Taste a young Hunter Valley Semillon and you wonder what the fuss is about. Pale lime green in colour, not a great deal of aroma beyond a general ‘greenness’, not that much more flavour and then an assault of buttock-clenching acidity. Yet try a mature example and… where did those flavours of almonds and lime custard appear from? How can it be so honeyed and toasty when it’s been nowhere near an oak barrel? And how can it seem so fleshy and weighty at just 10.5% alcohol?
The good news is that some producers delay release of their wines in order for them to calm down. Three to look out for are Glenguin Old Broke Block Semillon 2006 (£9.95-10.75, Bibendum, Slurp.co.uk), McWilliams Mount Pleasant Elizabeth Semillon 2005 (£9.55, Slurp.co.uk) and best of all, the Tyrrell’s Winemakers Selection Vat 1 Semillon 2003 (£25, Fortnum & Mason, Harvey Nichols, Highbury Vintners). Perfect for dressed crab.
South African spicy reds
South Africa still produces some very respectable Bordeaux-inspired reds, but much of the moving and shaking that’s been going on in recent years has involved grapes from the Rhône, such as Syrah, Mourvèdre and Grenache. Many of the best wines tend to come from the Swartland region, where native plants and schist-rich soils impart a herby mineral character, much as the garrigue does in southern France.
A current favourite is Mullineux Syrah 2008 from Swartland (£16.95, Berry Bros & Rudd), a wine that packs in characters of ginger biscuits, violets, kirsch and plums, adds in the herby wildness, and finishes in full but refreshing fashion. Superb. Chris Mullineux used to make the wines at Tulbagh Mountain Vineyards, so it’s no surprise that its Rhône-style wines – both white and red – are also excellent. The Tulbagh Mountain Vineyards The Raptor Post 2007 (£10.75, Berry Bros & Rudd) is not so much Rhône-y as Provence-styled, with Cabernet Sauvignon joining Syrah and Mourvèdre in the mix. The resulting wine has spice and herby minerality but also a bold cassis edge from juicy ripe Cabernet.
Other producers whose Rhône-inspired reds are worth seeking out include Eben Sadie, who also makes the wines at Sequillo Cellars in the Swartland, Luddite, Boekenhoutskloof and Sijnn.

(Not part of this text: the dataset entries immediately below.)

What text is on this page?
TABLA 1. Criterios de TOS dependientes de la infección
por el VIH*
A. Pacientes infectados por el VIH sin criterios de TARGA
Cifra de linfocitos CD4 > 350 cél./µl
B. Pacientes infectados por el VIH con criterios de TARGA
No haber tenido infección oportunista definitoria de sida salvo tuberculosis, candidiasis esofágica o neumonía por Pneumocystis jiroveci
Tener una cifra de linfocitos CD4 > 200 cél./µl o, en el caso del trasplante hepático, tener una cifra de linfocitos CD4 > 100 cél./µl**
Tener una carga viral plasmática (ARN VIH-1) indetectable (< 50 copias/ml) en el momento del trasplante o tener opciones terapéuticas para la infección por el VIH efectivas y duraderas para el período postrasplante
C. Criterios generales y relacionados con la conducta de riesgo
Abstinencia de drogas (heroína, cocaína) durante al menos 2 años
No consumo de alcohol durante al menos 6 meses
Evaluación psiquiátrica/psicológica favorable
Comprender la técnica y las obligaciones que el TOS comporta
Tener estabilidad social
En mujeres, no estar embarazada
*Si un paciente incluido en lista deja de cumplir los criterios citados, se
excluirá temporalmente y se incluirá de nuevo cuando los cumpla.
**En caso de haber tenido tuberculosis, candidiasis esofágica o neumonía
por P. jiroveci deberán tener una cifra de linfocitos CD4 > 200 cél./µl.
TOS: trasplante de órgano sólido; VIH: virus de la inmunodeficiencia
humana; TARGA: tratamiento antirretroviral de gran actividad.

I normally approach supermarket wine ranges with a fair degree of caution – except when it comes to sherry. Even the basic bottlings are very respectable, while higher up the ranges they can be quite brilliant. For example, I’ve been very impressed in the past by the sherries that appear in Tesco’s Finest selection, especially the Oloroso made by Hidalgo. However, the company is currently in the middle of revamping its range – hopefully wines of this quality will survive any cull.
Sainsbury’s also has some showstoppers from Lustau in its Taste the Difference range, most notably in the shape of the 12-year-old Amontillado and 12-year-old Oloroso. At the time of writing, they’re under £7 for a 50cl bottle, a total bargain for wines of this quality – bring on the tapas.
The Waitrose Solera Jerezana range (also from Lustau) at around £8 a 75cl bottle is also very good, with the wonderfully bracing Fino del Puerto being the pick of the bunch.
Finally, although they’re not exactly supermarket wines, the two Olorosos from Sanchez Romate in the Wine Society’s Exhibition range (both £10.95) are both brilliant. The decadent, raisiny Dulce is delicious with blue cheese or chocolate puddings, but it’s also wonderful dribbled over good vanilla ice cream!